Maria Valtorta en résumé : circoncision de Jean-Baptiste. Marie est source de grâce pour celui qui accueille la Lumière (suite et fin).
EMV 24 maria-valtorta.org/Publication/TOME 01/01-039.htm
Résumé
Le repentir sincère ouvre au pardon de Dieu. Celui qui reconnaît humblement sa faute, s’en repent véritablement et revient vers Dieu reçoit non seulement son pardon, mais aussi sa grâce et ses bienfaits.
Il faut libérer son esprit de ce qui l’encombre. L’homme est invité à se débarrasser de tout ce qui l’empêche d’accueillir la « Lumière », c’est-à-dire Dieu, afin de trouver en Lui un guide et un réconfort.
L’amitié avec Dieu transforme la souffrance. Elle ne supprime pas nécessairement la douleur, puisque le Christ lui-même a souffert, mais elle lui donne un sens et une douceur intérieure. Celui qui demeure uni à Dieu ne connaît pas la solitude profonde ni le désespoir.
La grâce reçue doit être utilisée pour le bien. Les dons de Dieu ne doivent pas être détournés ou utilisés de manière nuisible : ils doivent conduire à rendre gloire à Dieu et à servir le bien.
La grâce ne peut être accueillie sans ouverture du cœur. Le passage déplore ceux qui demandent des grâces à Dieu tout en refusant intérieurement de vivre dans sa grâce. Il invite donc à une véritable conversion.
La Passion du Christ doit devenir une démarche intérieure. Il ne suffit pas de commémorer extérieurement le Vendredi Saint : il faut reconnaître son propre péché, demander pardon et renouveler sa volonté de ne plus retourner volontairement au mal.
Les paroles de Jésus dans son agonie deviennent un modèle de prière. Le texte reprend notamment : demander pardon pour soi et pour ses ennemis, appeler Dieu comme un Père même dans l’impression d’abandon, et finalement remettre son esprit entre ses mains. La confiance filiale est présentée comme un abandon qui permet à Dieu de conduire et de protéger l'âme.

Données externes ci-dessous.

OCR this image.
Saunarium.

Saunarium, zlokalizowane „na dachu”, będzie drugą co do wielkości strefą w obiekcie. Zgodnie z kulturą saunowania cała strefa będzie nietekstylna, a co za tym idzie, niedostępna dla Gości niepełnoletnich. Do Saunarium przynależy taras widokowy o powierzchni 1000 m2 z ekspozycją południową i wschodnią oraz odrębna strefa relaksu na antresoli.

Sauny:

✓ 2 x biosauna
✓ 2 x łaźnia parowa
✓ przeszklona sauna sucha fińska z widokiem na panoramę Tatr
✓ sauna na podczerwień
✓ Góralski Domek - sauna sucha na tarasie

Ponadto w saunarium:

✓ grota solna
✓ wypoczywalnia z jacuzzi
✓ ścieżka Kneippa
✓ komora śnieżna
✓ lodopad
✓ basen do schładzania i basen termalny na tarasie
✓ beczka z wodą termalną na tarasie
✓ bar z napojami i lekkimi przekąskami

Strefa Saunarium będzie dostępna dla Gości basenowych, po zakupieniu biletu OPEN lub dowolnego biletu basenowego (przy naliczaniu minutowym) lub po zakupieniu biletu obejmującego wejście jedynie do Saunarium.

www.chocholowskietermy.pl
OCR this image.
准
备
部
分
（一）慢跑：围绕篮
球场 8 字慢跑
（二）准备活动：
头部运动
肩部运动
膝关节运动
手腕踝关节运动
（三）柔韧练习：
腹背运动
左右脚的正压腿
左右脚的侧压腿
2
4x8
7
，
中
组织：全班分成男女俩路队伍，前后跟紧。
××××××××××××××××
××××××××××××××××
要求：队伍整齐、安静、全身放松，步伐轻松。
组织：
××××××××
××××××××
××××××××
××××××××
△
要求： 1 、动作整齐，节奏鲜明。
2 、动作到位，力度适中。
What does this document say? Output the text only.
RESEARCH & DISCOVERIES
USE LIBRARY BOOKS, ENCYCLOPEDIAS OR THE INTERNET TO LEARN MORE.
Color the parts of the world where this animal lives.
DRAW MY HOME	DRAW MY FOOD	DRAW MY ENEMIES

La douleur de Marie est enfin évoquée. Marie contemple le mystère de la Passion en comprenant que son union à Dieu est passée par une souffrance croissante. La dernière image insiste sur sa douleur devant le corps meurtri de Jésus, son Fils.
En une phrase
Le message central est que l’homme doit reconnaître humblement son péché, s’ouvrir à la grâce, accueillir Dieu comme un Père et lui remettre toute sa vie ; alors même la souffrance, sans disparaître, peut être transformée par l’amour et la confiance en Dieu.
Le passage fait également écho aux paroles bibliques du Christ en croix : « Père, pardonne-leur », « Mon Dieu, pourquoi m’as-tu abandonné ? » et « Père, entre tes mains, je remets mon esprit ». Il présente ces paroles comme trois attitudes fondamentales : pardonner, persévérer dans la confiance et s’abandonner à Dieu.